Upon hearing a tipoff that the school wasn`t going to offer him a contract extension, things weren`t going well with Darrin Donnelly, the head coach of the Wisconsin State football team.
He had a rough year coaching-wise, he was on the verge of bankruptcy and with a new child on the way, Donnelly and his wife had all their hopes hanged on getting a new contract from the board. He knew the team should start improving, but it`s hard to win your next game when you know they were going to fire you either way.
So how did coach Donnelly react to the new situation? In his book, Think Like a Warrior: The Five Inner Beliefs That Make You Unstoppable, Donnelly mentioned that the key was to focus on the only two things he had control over…. his effort and his attitude.
“I sincerely believe that the difference was that I didn’t talk about winning and losing. I didn’t talk about beating opponents. I kept our focus on only what we could control: our effort and our attitude in the present moment.” He wrote.
Onto Donnelly`s new reaction. He played his future like Al Pacino in Any Given Sunday. But rather than one inch at a time, he focused on one game at a time. “No fear or failure and no worrying about the future, let`s just do our very best,” he told his players before their next game, and guess what? It was the turning point in his future.
The tip-off was false, Donnelly won the game, and the Wisconsin team played their greatest season in four decades.
“Trickery” is the best word to describe this technique. (But, it`s the real deal).
The next time you worry about something, tell yourself: I`ll worry about it tomorrow. I call this, the lazy approach to staying happy.
I learned this technique from Ramit Sethi, the bestselling author of I Will Teach You to Be Rich. He calls it the worry vault, where you metaphorically put your worries into a secret vault in the back of your head and choose to worry about them later while focusing on the thing in hand.
(Finally, you can be happy about procrastination).
I`ve been using this technique for more than three years, it works miracles, and I can`t see a reason it won`t do the same for you.
Diaries are so 1999, but they work.
Most negative thoughts are so quick and complex that you don`t know what the hell that struck you. You feel bad, but you don`t know why, and the loop will stay close until you finally understand what`s wrong with your thinking. And here comes journaling.
By putting down your thoughts on paper, you get to analyze and understand them and your chances of feeling better increases. According to studies, journaling is one of the habits psychologists encourage returning veterans to do to overcome post-combat trauma.
Other studies also found that when you write down your thoughts before a tough task —like a job interview or an exam— you tend to perform better. So, yes. Maybe it`s time to think about keeping a journal.
You need money to feel happy. (This is science talking, not me).
If you analyze any business you know, you`ll notice that all businesses fall into one of three categories:
Owner(s) live from paycheck to paycheck. They worry about basic stuff like rent and how to put food on the table.

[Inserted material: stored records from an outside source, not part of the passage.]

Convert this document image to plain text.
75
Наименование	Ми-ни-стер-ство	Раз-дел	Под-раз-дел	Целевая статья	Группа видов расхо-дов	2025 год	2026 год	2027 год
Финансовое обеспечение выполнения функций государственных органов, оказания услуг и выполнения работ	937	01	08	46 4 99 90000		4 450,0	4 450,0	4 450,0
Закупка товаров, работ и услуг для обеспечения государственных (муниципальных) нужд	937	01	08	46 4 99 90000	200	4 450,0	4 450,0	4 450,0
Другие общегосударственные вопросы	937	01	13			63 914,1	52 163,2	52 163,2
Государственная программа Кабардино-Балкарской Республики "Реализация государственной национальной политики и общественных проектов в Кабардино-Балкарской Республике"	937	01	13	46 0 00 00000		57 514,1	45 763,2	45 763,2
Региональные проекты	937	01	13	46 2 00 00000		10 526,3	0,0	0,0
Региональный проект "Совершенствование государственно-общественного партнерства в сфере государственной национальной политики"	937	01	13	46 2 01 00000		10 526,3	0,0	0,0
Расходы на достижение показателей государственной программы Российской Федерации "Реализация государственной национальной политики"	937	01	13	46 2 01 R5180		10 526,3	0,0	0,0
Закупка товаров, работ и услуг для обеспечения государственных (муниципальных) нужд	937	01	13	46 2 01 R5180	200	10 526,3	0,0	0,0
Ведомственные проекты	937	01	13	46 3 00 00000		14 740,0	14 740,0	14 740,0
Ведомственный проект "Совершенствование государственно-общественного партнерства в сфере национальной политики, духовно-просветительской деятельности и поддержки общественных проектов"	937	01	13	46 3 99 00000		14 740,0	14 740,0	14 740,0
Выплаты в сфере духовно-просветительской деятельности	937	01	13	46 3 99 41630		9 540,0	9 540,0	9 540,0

Always afraid they may lose the one or very few clients they have.
The I-got-99-problems-but-money-ain`t-one type (this is the type of business/career you should lead).
Grant Cardone, the famous entrepreneur, once said like: “I`d rather worry about paying so much taxes than not have enough clients to run a business.” And this is precisely the mindset you should approach your financial life with.
Don`t get me wrong, it`s fine to have a more laid-back, go-with-the-flow personality. I`m cool with that. But if lacking money is stressing the hell out of your life then you should probably get more serious about it.
And I mean pretty damn serious.
You want to take the stage and break onto the scenes of your life. Stop being lazy, work your butt off and have so much money that can weather any financial storm. Because, like it or not, you need financial stability to be happy.
In any career or sport, Nothing brings confidence and peacefulness like hard work and proper preparation.